The case once again puts the spotlight on the DREAM Act, and the many undocumented immigrant students who would benefit from a path to legal status if they pursue a postsecondary degree.

NBC Miami reported that last Friday, several thousand people–including students and teachers–joined a walkout protest at North Miami High School. Miami-Dade Superintendent of Schools Alberto Carvalho left the school holding Daniela’s hand. “Over my dead body will this child be deported,” he told the crowd, the station reported.

Daniela also has spoken out regarding her case, saying she doesn’t remember Colombia. “I’ve been asked the question before: ‘Do I feel American?’ or ‘Do I believe I am?'” Pelaez told NBC. “And I don’t think it’s a question. I’m American. I know the national anthem. I know the laws. I know what it is to be an American.”

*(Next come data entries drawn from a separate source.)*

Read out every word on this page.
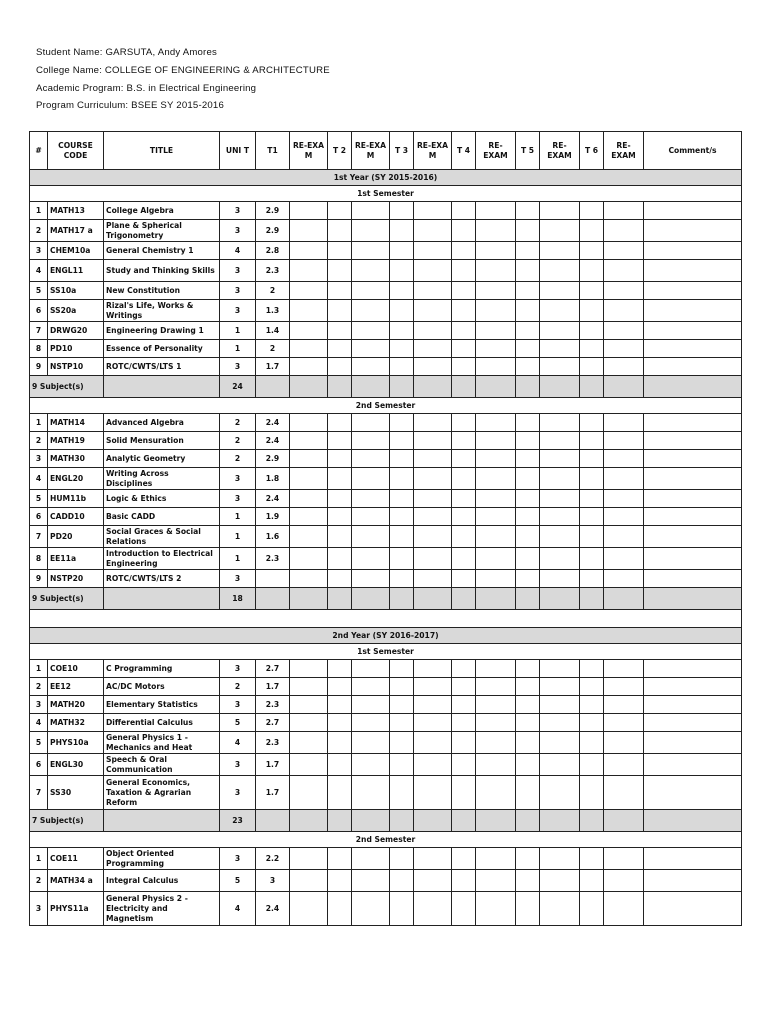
Student Name: GARSUTA, Andy Amores
College Name: COLLEGE OF ENGINEERING & ARCHITECTURE
Academic Program: B.S. in Electrical Engineering
Program Curriculum: BSEE SY 2015-2016
#	COURSE CODE	TITLE	UNI T	T1	RE-EXA M	T 2	RE-EXA M	T 3	RE-EXA M	T 4	RE-EXAM	T 5	RE-EXAM	T 6	RE-EXAM	Comment/s
1st Year (SY 2015-2016)																
1st Semester																
1	MATH13	College Algebra	3	2.9												
2	MATH17 a	Plane & Spherical Trigonometry	3	2.9												
3	CHEM10a	General Chemistry 1	4	2.8												
4	ENGL11	Study and Thinking Skills	3	2.3												
5	SS10a	New Constitution	3	2												
6	SS20a	Rizal's Life, Works & Writings	3	1.3												
7	DRWG20	Engineering Drawing 1	1	1.4												
8	PD10	Essence of Personality	1	2												
9	NSTP10	ROTC/CWTS/LTS 1	3	1.7												
9 Subject(s)			24													
2nd Semester																
1	MATH14	Advanced Algebra	2	2.4												
2	MATH19	Solid Mensuration	2	2.4												
3	MATH30	Analytic Geometry	2	2.9												
4	ENGL20	Writing Across Disciplines	3	1.8												
5	HUM11b	Logic & Ethics	3	2.4												
6	CADD10	Basic CADD	1	1.9												
7	PD20	Social Graces & Social Relations	1	1.6												
8	EE11a	Introduction to Electrical Engineering	1	2.3												
9	NSTP20	ROTC/CWTS/LTS 2	3													
9 Subject(s)			18													

2nd Year (SY 2016-2017)																
1st Semester																
1	COE10	C Programming	3	2.7												
2	EE12	AC/DC Motors	2	1.7												
3	MATH20	Elementary Statistics	3	2.3												
4	MATH32	Differential Calculus	5	2.7												
5	PHYS10a	General Physics 1 - Mechanics and Heat	4	2.3												
6	ENGL30	Speech & Oral Communication	3	1.7												
7	SS30	General Economics, Taxation & Agrarian Reform	3	1.7												
7 Subject(s)			23													
2nd Semester																
1	COE11	Object Oriented Programming	3	2.2												
2	MATH34 a	Integral Calculus	5	3												
3	PHYS11a	General Physics 2 - Electricity and Magnetism	4	2.4												
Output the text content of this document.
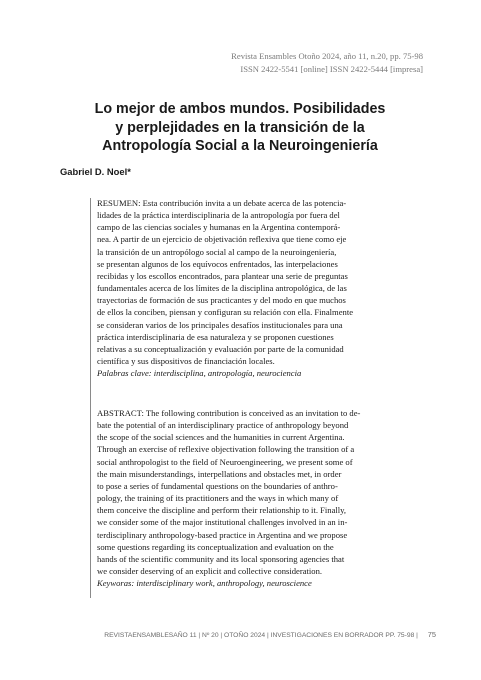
Revista Ensambles Otoño 2024, año 11, n.20, pp. 75-98
ISSN 2422-5541 [online] ISSN 2422-5444 [impresa]
Lo mejor de ambos mundos. Posibilidades
y perplejidades en la transición de la
Antropología Social a la Neuroingeniería
Gabriel D. Noel*
RESUMEN: Esta contribución invita a un debate acerca de las potencia-
lidades de la práctica interdisciplinaria de la antropología por fuera del
campo de las ciencias sociales y humanas en la Argentina contemporá-
nea. A partir de un ejercicio de objetivación reflexiva que tiene como eje
la transición de un antropólogo social al campo de la neuroingeniería,
se presentan algunos de los equívocos enfrentados, las interpelaciones
recibidas y los escollos encontrados, para plantear una serie de preguntas
fundamentales acerca de los límites de la disciplina antropológica, de las
trayectorias de formación de sus practicantes y del modo en que muchos
de ellos la conciben, piensan y configuran su relación con ella. Finalmente
se consideran varios de los principales desafíos institucionales para una
práctica interdisciplinaria de esa naturaleza y se proponen cuestiones
relativas a su conceptualización y evaluación por parte de la comunidad
científica y sus dispositivos de financiación locales.
Palabras clave: interdisciplina, antropología, neurociencia
ABSTRACT: The following contribution is conceived as an invitation to de-
bate the potential of an interdisciplinary practice of anthropology beyond
the scope of the social sciences and the humanities in current Argentina.
Through an exercise of reflexive objectivation following the transition of a
social anthropologist to the field of Neuroengineering, we present some of
the main misunderstandings, interpellations and obstacles met, in order
to pose a series of fundamental questions on the boundaries of anthro-
pology, the training of its practitioners and the ways in which many of
them conceive the discipline and perform their relationship to it. Finally,
we consider some of the major institutional challenges involved in an in-
terdisciplinary anthropology-based practice in Argentina and we propose
some questions regarding its conceptualization and evaluation on the
hands of the scientific community and its local sponsoring agencies that
we consider deserving of an explicit and collective consideration.
Keyworas: interdisciplinary work, anthropology, neuroscience
REVISTAENSAMBLESAÑO 11 | Nº 20 | OTOÑO 2024 | INVESTIGACIONES EN BORRADOR PP. 75-98 | 75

Tampa Bay Online reports that local politicians have spoken out in support of her case. Congresswoman Ileana Ros-Lehtinen, R-Florida, wants Immigration and Customs Enforcement officials to reverse the decision. Even Senator Marco Rubio, R-Florida, who has spoken out against the DREAM Act, supports Daniela’s cause

President Obama has repeatedly spoken in support of the DREAM Act and last summer announced a policy intended to lessen deportations of undocumented immigrants who are not criminals. The policy was intended to help minors brought to the U.S. as children. But The New York Times has reported that the policy has been applied unevenly, with some deportations halted and others proceeding forward. It’s unclear whether federal officials will reverse the decision in Daniela’s case.